The failure to see issues through patients’ eyes is a common-enough affliction among doctors and nurses alike, Fratkin and others say, and it can be especially destructive for patients approaching life’s end. A growing body of health literature claims to define a “good death,” with prescriptions around end-of-life interventions that fit the bill.
But some patients may want more and some may seek less. It is their call, Fratkin said, and not their doctor’s.
“I realized I had no idea how she experienced her circumstances, what she really wanted or needed.”
Dr. Michael Fratkin
Because the Hmong woman had undergone the lung biopsy, she had to be anesthetized — leaving her in a state that some Hmong believe can prompt the departure of one’s soul. She also awoke to new chest pain from the procedure and a visible injury, which they may have seen as further evidence that the procedure had caused her grave harm.
Had she not undergone the biopsy, perhaps she and her family may not have suffered as much, Fratkin realized.
Two years ago he treated a woman with an advanced gynecological cancer. Her oncologists were pressing her to continue chemotherapy treatment, despite the fact that it showed few signs of working, and left her too exhausted to function.
“We met, and she just cried and cried,” he said.
The woman had struggled with a methamphetamine addiction, but had stayed off drugs when she entered cancer treatment. In her adult life, she’d rarely experienced sobriety and good health simultaneously. She said she wanted to stop the treatments and enjoy whatever time she may have remaining.

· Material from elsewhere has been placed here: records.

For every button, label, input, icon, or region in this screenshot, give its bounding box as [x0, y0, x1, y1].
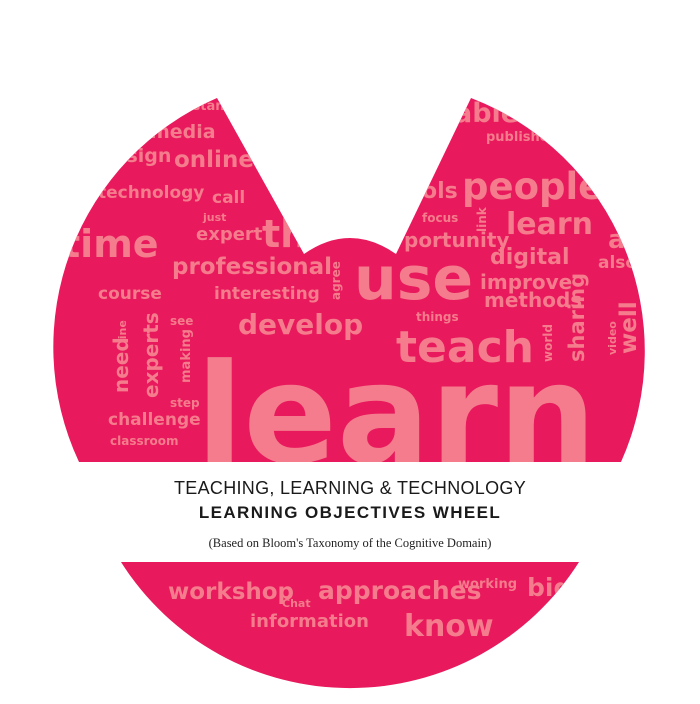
word: agree	[329, 261, 343, 300]
word: ad	[608, 225, 644, 255]
word: experts	[139, 312, 163, 398]
word: use	[354, 244, 473, 314]
word: see	[170, 314, 193, 328]
word: digital	[490, 245, 569, 270]
word: learn	[506, 207, 593, 242]
word: working	[458, 577, 517, 592]
word: know	[404, 609, 494, 644]
word: just	[202, 211, 226, 224]
word: big	[527, 573, 571, 602]
word: approaches	[318, 576, 482, 605]
word: Chat	[282, 597, 311, 610]
word: able	[454, 98, 519, 129]
word: professional	[172, 254, 332, 280]
word-learn-main: learn	[196, 334, 596, 495]
word: challenge	[108, 410, 201, 430]
caption-title: LEARNING OBJECTIVES WHEEL	[198, 503, 502, 522]
word: also	[598, 253, 637, 273]
word: well	[616, 301, 642, 354]
word: making	[179, 329, 194, 383]
learning-objectives-wheel: derstand able media published design onl…	[0, 0, 700, 700]
word: call	[212, 188, 245, 208]
word: interesting	[214, 284, 320, 304]
word: design	[100, 145, 171, 167]
word: derstand	[168, 99, 234, 114]
caption-subtitle: (Based on Bloom's Taxonomy of the Cognit…	[208, 536, 492, 550]
word: media	[150, 121, 216, 143]
word: published	[486, 130, 558, 145]
word: focus	[422, 211, 458, 225]
word: time	[62, 222, 159, 266]
caption-heading: TEACHING, LEARNING & TECHNOLOGY	[173, 478, 527, 498]
word: technology	[98, 183, 204, 203]
word: information	[250, 611, 369, 632]
word: workshop	[168, 579, 294, 605]
word: need	[109, 337, 133, 393]
word: ols	[422, 179, 458, 204]
word: th	[262, 212, 307, 256]
word: classroom	[110, 434, 179, 448]
word: online	[174, 147, 254, 173]
word: people	[462, 165, 603, 208]
word: expert	[196, 224, 263, 245]
word: course	[98, 284, 162, 304]
wheel-graphic: derstand able media published design onl…	[53, 98, 645, 689]
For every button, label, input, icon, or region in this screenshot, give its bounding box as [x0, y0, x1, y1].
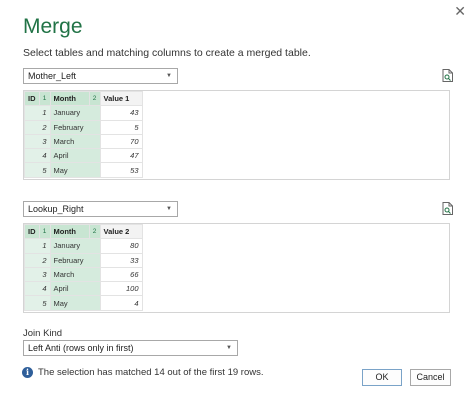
- column-header-value[interactable]: Value 2: [99, 223, 143, 240]
- close-icon[interactable]: ✕: [454, 4, 466, 18]
- column-order-badge: 2: [88, 90, 101, 107]
- table-row: 1 January 43: [24, 105, 143, 121]
- cell-month: April: [49, 148, 101, 164]
- dialog-title: Merge: [23, 15, 83, 38]
- cell-month: March: [49, 133, 101, 150]
- column-header-id[interactable]: ID: [24, 90, 40, 107]
- chevron-down-icon: ▼: [166, 206, 172, 212]
- cell-id: 2: [24, 119, 51, 135]
- cell-value: 66: [99, 266, 143, 283]
- table1-grid: ID 1 Month 2 Value 1 1 January 43 2 February…: [24, 90, 143, 178]
- document-preview-icon[interactable]: [442, 69, 454, 82]
- column-order-badge: 1: [38, 223, 51, 240]
- cancel-button[interactable]: Cancel: [410, 369, 451, 386]
- cell-month: April: [49, 281, 101, 297]
- chevron-down-icon: ▼: [226, 345, 232, 351]
- cell-id: 1: [24, 238, 51, 254]
- table1-header-row: ID 1 Month 2 Value 1: [24, 90, 143, 107]
- cell-id: 2: [24, 252, 51, 268]
- cell-id: 5: [24, 295, 51, 311]
- column-header-id[interactable]: ID: [24, 223, 40, 240]
- table2-preview: ID 1 Month 2 Value 2 1 January 80 2 February…: [23, 223, 450, 313]
- match-status-text: The selection has matched 14 out of the …: [38, 367, 264, 378]
- cell-value: 100: [99, 281, 143, 297]
- table1-select[interactable]: Mother_Left ▼: [23, 68, 178, 84]
- table-row: 4 April 100: [24, 281, 143, 297]
- document-preview-icon[interactable]: [442, 202, 454, 215]
- cell-id: 5: [24, 162, 51, 178]
- table-row: 3 March 70: [24, 133, 143, 150]
- table-row: 2 February 5: [24, 119, 143, 135]
- join-kind-label: Join Kind: [23, 328, 63, 339]
- match-status: i The selection has matched 14 out of th…: [22, 367, 263, 378]
- table1-preview: ID 1 Month 2 Value 1 1 January 43 2 February…: [23, 90, 450, 180]
- column-header-value[interactable]: Value 1: [99, 90, 143, 107]
- column-header-month[interactable]: Month: [49, 223, 90, 240]
- cell-month: February: [49, 119, 101, 135]
- ok-button[interactable]: OK: [362, 369, 402, 386]
- cell-value: 33: [99, 252, 143, 268]
- dialog-subtitle: Select tables and matching columns to cr…: [23, 47, 311, 59]
- cell-id: 1: [24, 105, 51, 121]
- cell-value: 53: [99, 162, 143, 178]
- table-row: 5 May 53: [24, 162, 143, 178]
- table-row: 1 January 80: [24, 238, 143, 254]
- cell-value: 80: [99, 238, 143, 254]
- column-order-badge: 1: [38, 90, 51, 107]
- cell-value: 47: [99, 148, 143, 164]
- column-order-badge: 2: [88, 223, 101, 240]
- cell-month: May: [49, 162, 101, 178]
- cell-month: March: [49, 266, 101, 283]
- column-header-month[interactable]: Month: [49, 90, 90, 107]
- cell-id: 4: [24, 281, 51, 297]
- info-icon: i: [22, 367, 33, 378]
- table2-select-value: Lookup_Right: [28, 204, 84, 214]
- table2-grid: ID 1 Month 2 Value 2 1 January 80 2 February…: [24, 223, 143, 311]
- cell-value: 70: [99, 133, 143, 150]
- table-row: 3 March 66: [24, 266, 143, 283]
- cell-month: February: [49, 252, 101, 268]
- cell-value: 43: [99, 105, 143, 121]
- chevron-down-icon: ▼: [166, 73, 172, 79]
- cell-id: 3: [24, 133, 51, 150]
- table2-header-row: ID 1 Month 2 Value 2: [24, 223, 143, 240]
- join-kind-value: Left Anti (rows only in first): [28, 343, 134, 353]
- table2-select[interactable]: Lookup_Right ▼: [23, 201, 178, 217]
- table1-select-value: Mother_Left: [28, 71, 77, 81]
- cell-value: 4: [99, 295, 143, 311]
- cell-month: January: [49, 105, 101, 121]
- cell-id: 4: [24, 148, 51, 164]
- cell-month: May: [49, 295, 101, 311]
- table-row: 5 May 4: [24, 295, 143, 311]
- cell-id: 3: [24, 266, 51, 283]
- join-kind-select[interactable]: Left Anti (rows only in first) ▼: [23, 340, 238, 356]
- table-row: 4 April 47: [24, 148, 143, 164]
- cell-value: 5: [99, 119, 143, 135]
- table-row: 2 February 33: [24, 252, 143, 268]
- cell-month: January: [49, 238, 101, 254]
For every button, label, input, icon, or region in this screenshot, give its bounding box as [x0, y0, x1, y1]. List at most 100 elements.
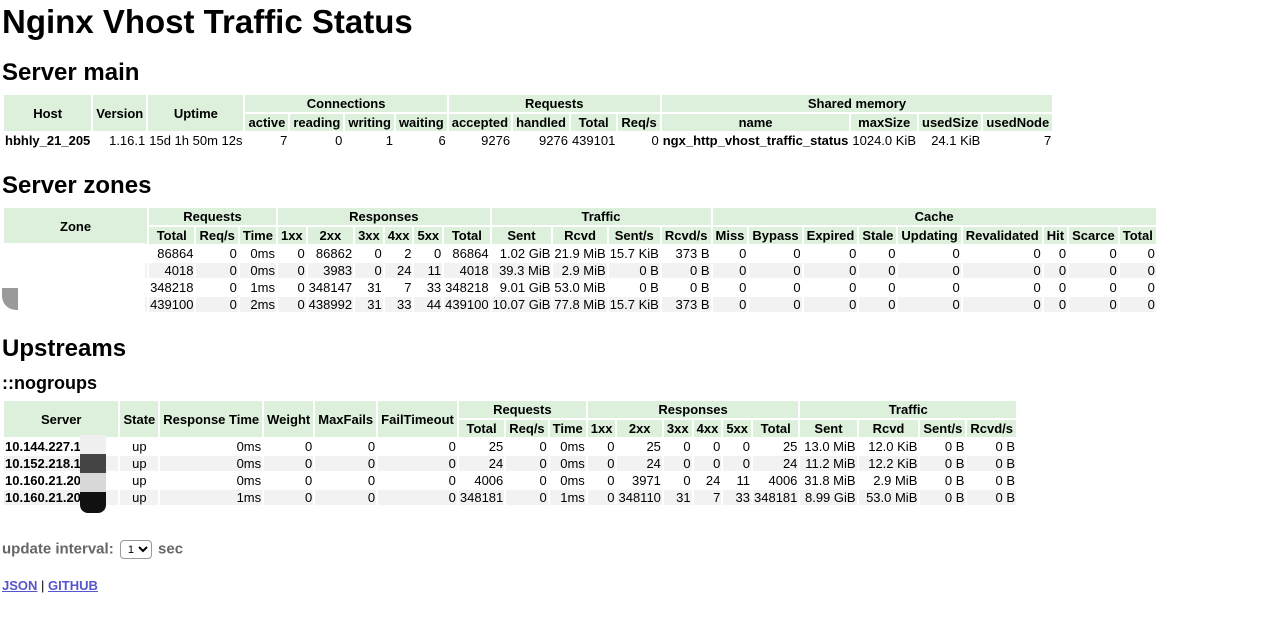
cell-time: 0ms	[549, 456, 586, 471]
cell-sent: 10.07 GiB	[491, 297, 552, 312]
cell-hit: 0	[1043, 263, 1068, 278]
cell-req-s: 0	[539, 473, 547, 488]
cell-r4xx: 7	[404, 280, 412, 295]
table-row: 10.160.21.20...81 up 0ms 0 0 0 4006 0 0ms 0 3971 0 2…	[4, 473, 1016, 488]
table-row: d...u401800ms0398302411401839.3 MiB2.9 M…	[4, 263, 1156, 278]
cell-state: up	[132, 439, 147, 454]
cell-hit: 0	[1043, 297, 1068, 312]
cell-bypass: 0	[749, 263, 802, 278]
cell-fail-timeout: 0	[448, 439, 456, 454]
cell-max-fails: 0	[367, 473, 376, 488]
cell-req-s: 0	[506, 490, 548, 505]
col-handled: handled	[513, 114, 569, 131]
cell-max-fails: 0	[315, 490, 377, 505]
cell-rcvd-s: 0 B	[967, 456, 1017, 471]
table-row: *43910002ms043899231334443910010.07 GiB7…	[4, 297, 1156, 312]
cell-r5xx: 0	[742, 439, 751, 454]
cell-handled: 9276	[539, 133, 568, 148]
cell-shm-name: ngx_http_vhost_traffic_status	[662, 133, 849, 148]
cell-rtotal: 4006	[768, 473, 798, 488]
cell-total: 439101	[571, 133, 616, 148]
cell-r3xx: 0	[663, 456, 692, 471]
col-state: State	[120, 401, 159, 437]
cell-expired: 0	[803, 263, 858, 278]
cell-max-size: 1024.0 KiB	[852, 133, 916, 148]
cell-active: 7	[280, 133, 288, 148]
col-rcvd-s: Rcvd/s	[967, 420, 1017, 437]
cell-req-s: 0	[229, 280, 237, 295]
cell-host: hbhly_21_205	[5, 133, 91, 148]
col-sent-s: Sent/s	[608, 227, 660, 244]
cell-total: 4018	[149, 263, 195, 278]
cell-r5xx: 11	[736, 473, 751, 488]
cell-sent: 39.3 MiB	[491, 263, 552, 278]
cell-sent-s: 0 B	[608, 263, 660, 278]
col-waiting: waiting	[395, 114, 447, 131]
github-link[interactable]: GITHUB	[48, 578, 98, 593]
cell-ctotal: 0	[1119, 263, 1156, 278]
cell-rcvd-s: 373 B	[675, 246, 710, 261]
col-req-s: Req/s	[506, 420, 548, 437]
cell-uptime: 15d 1h 50m 12s	[149, 133, 243, 148]
col-response-time: Response Time	[160, 401, 263, 437]
col-used-node: usedNode	[983, 114, 1053, 131]
cell-total: 86864	[157, 246, 194, 261]
json-link[interactable]: JSON	[2, 578, 37, 593]
col-1xx: 1xx	[277, 227, 306, 244]
cell-revalidated: 0	[1033, 246, 1041, 261]
server-zones-table: Zone Requests Responses Traffic Cache To…	[2, 206, 1158, 314]
cell-total: 25	[488, 439, 504, 454]
cell-fail-timeout: 0	[378, 456, 457, 471]
cell-state: up	[120, 490, 159, 505]
col-host: Host	[4, 95, 92, 131]
cell-expired: 0	[803, 297, 858, 312]
cell-total: 4006	[474, 473, 504, 488]
cell-r2xx: 24	[617, 456, 662, 471]
cell-r3xx: 0	[683, 473, 691, 488]
cell-weight: 0	[305, 473, 313, 488]
cell-rcvd: 12.2 KiB	[858, 456, 919, 471]
cell-accepted: 9276	[481, 133, 511, 148]
col-total: Total	[458, 420, 505, 437]
server-main-heading: Server main	[2, 59, 140, 86]
col-max-fails: MaxFails	[315, 401, 377, 437]
cell-r3xx: 31	[663, 490, 692, 505]
col-sent: Sent	[491, 227, 552, 244]
table-row: 10.152.218.1...0 up 0ms 0 0 0 24 0 0ms 0 24 0 0 0 24 11…	[4, 456, 1017, 471]
table-row: 10.160.21.20...82 up 1ms 0 0 0 348181 0 1ms 0 3481…	[4, 490, 1017, 505]
col-used-size: usedSize	[919, 114, 982, 131]
update-interval-select[interactable]: 1	[119, 540, 152, 559]
col-group-requests: Requests	[458, 401, 586, 418]
cell-response-time: 0ms	[236, 439, 262, 454]
col-group-connections: Connections	[245, 95, 447, 112]
col-group-traffic: Traffic	[491, 208, 711, 225]
col-reading: reading	[290, 114, 344, 131]
col-sent: Sent	[800, 420, 857, 437]
col-zone: Zone	[4, 208, 148, 244]
col-1xx: 1xx	[587, 420, 616, 437]
cell-sent: 11.2 MiB	[800, 456, 857, 471]
col-group-requests: Requests	[149, 208, 276, 225]
cell-sent-s: 15.7 KiB	[608, 297, 660, 312]
cell-miss: 0	[712, 297, 748, 312]
cell-expired: 0	[849, 246, 857, 261]
col-scarce: Scarce	[1069, 227, 1118, 244]
update-interval-label: update interval:	[2, 540, 114, 558]
cell-updating: 0	[898, 263, 961, 278]
cell-bypass: 0	[749, 297, 802, 312]
cell-req-s: 0	[506, 456, 548, 471]
cell-hit: 0	[1058, 246, 1067, 261]
cell-total: 24	[458, 456, 505, 471]
col-req-s: Req/s	[618, 114, 660, 131]
col-3xx: 3xx	[663, 420, 692, 437]
cell-r2xx: 348147	[308, 280, 353, 295]
col-rcvd-s: Rcvd/s	[661, 227, 711, 244]
cell-rtotal: 25	[782, 439, 798, 454]
cell-scarce: 0	[1109, 280, 1117, 295]
cell-revalidated: 0	[1033, 280, 1041, 295]
col-req-s: Req/s	[196, 227, 238, 244]
col-time: Time	[549, 420, 586, 437]
col-version: Version	[93, 95, 147, 131]
col-active: active	[245, 114, 289, 131]
cell-r4xx: 33	[384, 297, 413, 312]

She had had a sometimes fraught relationship with her mother, and rarely had the money or time to enjoy luxuries. Fratkin arranged for them to receive a tandem spa treatment. In appointments, he reminded the woman of her options — including the option to decline chemotherapy.
She quit the treatments, and her quality of life improved dramatically.
Once again, though, his counsel brought him scorn — from her oncologists.
This time, Fratkin was unconcerned. “It was her choice to make. Not mine.”